Lorber, who has visited Houston many times, in part because of his close friendship with former Houston Rockets owner Leslie Alexander, said he was impressed with how the city has grown and how its economy has diversified beyond the energy sector.

“It’s not a one-trick pony,” he said.

Houston is also becoming more of a “vertical living” city, Lorber said, referring to a burgeoning high-rise market.

Lorber, a high-flying investor and head of Miami-based holding company Vector Group, which controls Elliman, declined to comment on the deal’s terms or how the joint venture has been structured.

Vector, a publicly traded company that also has investments in the tobacco industry, has invested $156 million in a broad portfolio of real estate, according to company data.

Brand introduction

The new Houston operation will operate out of about 8,000 square feet in the River Oaks Bank building at the corner of San Felipe and Kirby. The company will move next month from its current Galleria-area space.

Sudhoff will be tasked with introducing a brand to Houstonians who aren’t familiar with Elliman. The deal will also likely elevate Houston’s profile on a global scale.

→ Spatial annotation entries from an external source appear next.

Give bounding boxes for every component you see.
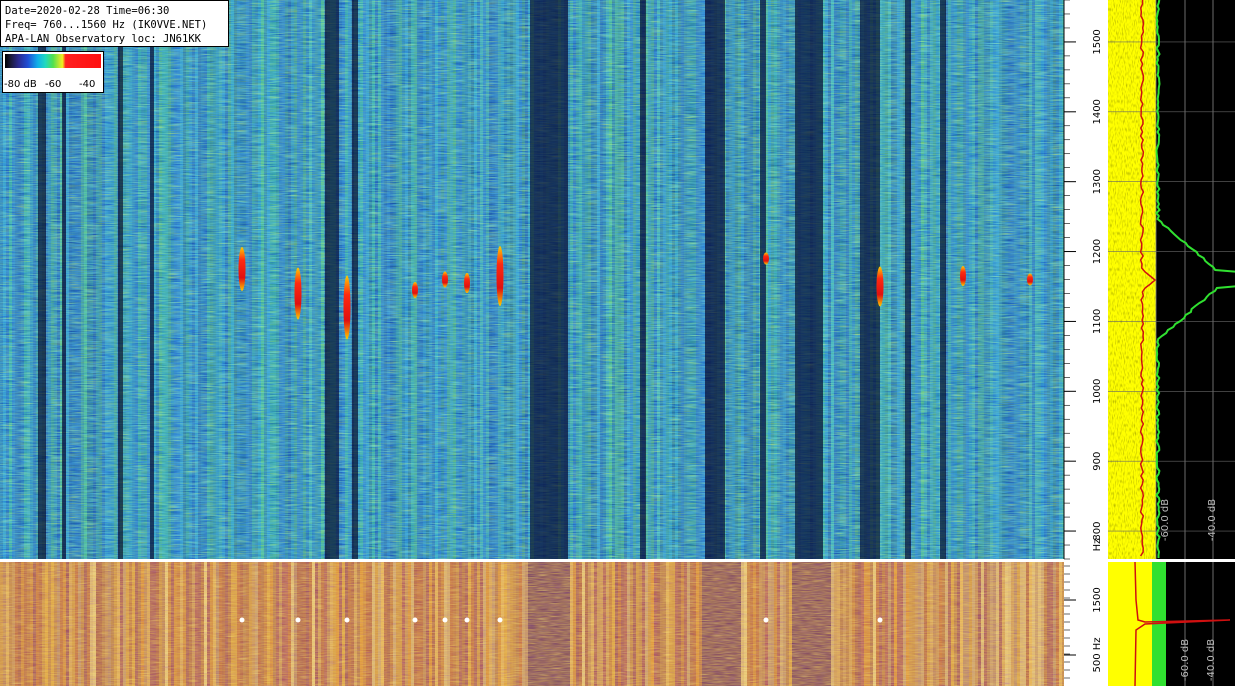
axis-tick-label-bottom: 1500: [1092, 587, 1103, 612]
meteor-echo: [876, 266, 884, 307]
bottom-echo-dot: [877, 617, 883, 623]
dark-streak: [760, 0, 766, 559]
spectrum-panel-bottom: -60.0 dB -40.0 dB: [1108, 561, 1235, 686]
bottom-echo-dot: [412, 617, 418, 623]
spectrum-scale-label: -60.0 dB: [1160, 499, 1171, 541]
meteor-echo: [238, 247, 246, 292]
colorbar-legend: -80 dB -60 -40: [2, 51, 104, 93]
spectrum-scale-label: -40.0 dB: [1207, 499, 1218, 541]
panel-divider: [0, 559, 1235, 562]
freq-line: Freq= 760...1560 Hz (IK0VVE.NET): [5, 19, 208, 31]
bottom-echo-dot: [763, 617, 769, 623]
top-waterfall: [0, 0, 1065, 559]
dark-streak: [640, 0, 646, 559]
spectrogram-canvas: 800 900 1000 1100 1200 1300 1400 1500 Hz 1500 500…: [0, 0, 1235, 686]
bottom-echo-dot: [497, 617, 503, 623]
bottom-echo-dot: [344, 617, 350, 623]
axis-tick-label: 1400: [1092, 99, 1103, 124]
colorbar-label-min: -80 dB: [4, 79, 37, 90]
colorbar-gradient: [5, 54, 101, 68]
spectrogram-display: 800 900 1000 1100 1200 1300 1400 1500 Hz 1500 500…: [0, 0, 1235, 686]
dark-streak: [118, 0, 123, 559]
bottom-echo-dot: [295, 617, 301, 623]
dark-streak: [150, 0, 154, 559]
spectrum-panel-top: -60.0 dB -40.0 dB: [1108, 0, 1235, 559]
bottom-echo-dot: [464, 617, 470, 623]
meteor-echo: [763, 252, 769, 265]
dark-streak: [530, 0, 568, 559]
dark-streak: [905, 0, 911, 559]
bottom-echo-dot: [239, 617, 245, 623]
axis-unit-label: Hz: [1092, 539, 1103, 552]
spectrum-scale-label-bottom: -60.0 dB: [1180, 639, 1191, 681]
meteor-echo: [442, 271, 448, 288]
dark-streak: [352, 0, 358, 559]
meteor-echo: [960, 266, 966, 287]
dark-streak: [940, 0, 946, 559]
frequency-axis-bottom: 1500 500 Hz: [1064, 562, 1108, 686]
colorbar-label-max: -40: [79, 79, 96, 90]
axis-tick-label: 800: [1092, 522, 1103, 541]
meteor-echo: [496, 246, 504, 307]
axis-tick-label: 1200: [1092, 239, 1103, 264]
dark-streak: [795, 0, 823, 559]
date-line: Date=2020-02-28 Time=06:30: [5, 5, 170, 17]
bottom-echo-dot: [442, 617, 448, 623]
axis-tick-label: 900: [1092, 452, 1103, 471]
axis-tick-label: 1000: [1092, 379, 1103, 404]
spectrum-scale-label-bottom: -40.0 dB: [1206, 639, 1217, 681]
meteor-echo: [1027, 273, 1033, 286]
colorbar-label-mid: -60: [45, 79, 62, 90]
meteor-echo: [294, 267, 302, 320]
dark-streak: [325, 0, 339, 559]
bottom-waterfall: [0, 562, 1065, 686]
frequency-axis-top: 800 900 1000 1100 1200 1300 1400 1500 Hz: [1063, 0, 1108, 560]
info-box: Date=2020-02-28 Time=06:30 Freq= 760...1…: [0, 0, 229, 47]
observatory-line: APA-LAN Observatory loc: JN61KK: [5, 33, 201, 45]
dark-streak: [705, 0, 725, 559]
axis-tick-label: 1500: [1092, 29, 1103, 54]
axis-tick-label: 1300: [1092, 169, 1103, 194]
meteor-echo: [343, 275, 351, 340]
meteor-echo: [412, 281, 418, 298]
axis-tick-label-bottom: 500 Hz: [1092, 637, 1103, 672]
meteor-echo: [464, 272, 470, 293]
axis-tick-label: 1100: [1092, 309, 1103, 334]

“I’m so excited to be part of that and to be able to educate the rest of the world on what Houston really is. We have a lot of education to do and this will give us a better platform to do that,” Sudhoff said.

Eventually, the company plans to expand to other parts of Texas. Austin and Dallas are in the mix, but the timing is not yet known.

The local office will be hiring for marketing, design and leasing services, as well as adding a roster of agents to focus on the resale market. In addition to condo sales the firm markets newly constructed single-family homes.

Over the past 12 months, Elliman reported property sales of more than $29 billion. In the second quarter, the company posted $243 million in revenue, compared with $206 million for the same period a year earlier. Net income was $15.1 million, up from $5.9 million for the second quarter of 2018.

Changing market

The Sudhoff/Elliman deal comes at a time of disruption in the real estate industry. Start-ups are bringing new services and technologies to the market. So-called iBuyers that allow homeowners to sell with the click of a mouse are making inroads in Houston and markets across the country.

Real estate agents, too, are being lured away from their longtime firms by new companies touting better service and technology.

Elliman launched a service last year to give its agents additional tools, including customer relationship management applications, research materials, real estate documents, as well as a digital marketing platform for new developments.

Though technology is increasingly important, Durkin said, so is having a physical presence alongside a buyer or seller.

“Technology can service them better. But it won’t take place of us,” he said. “It’s not just transactional.”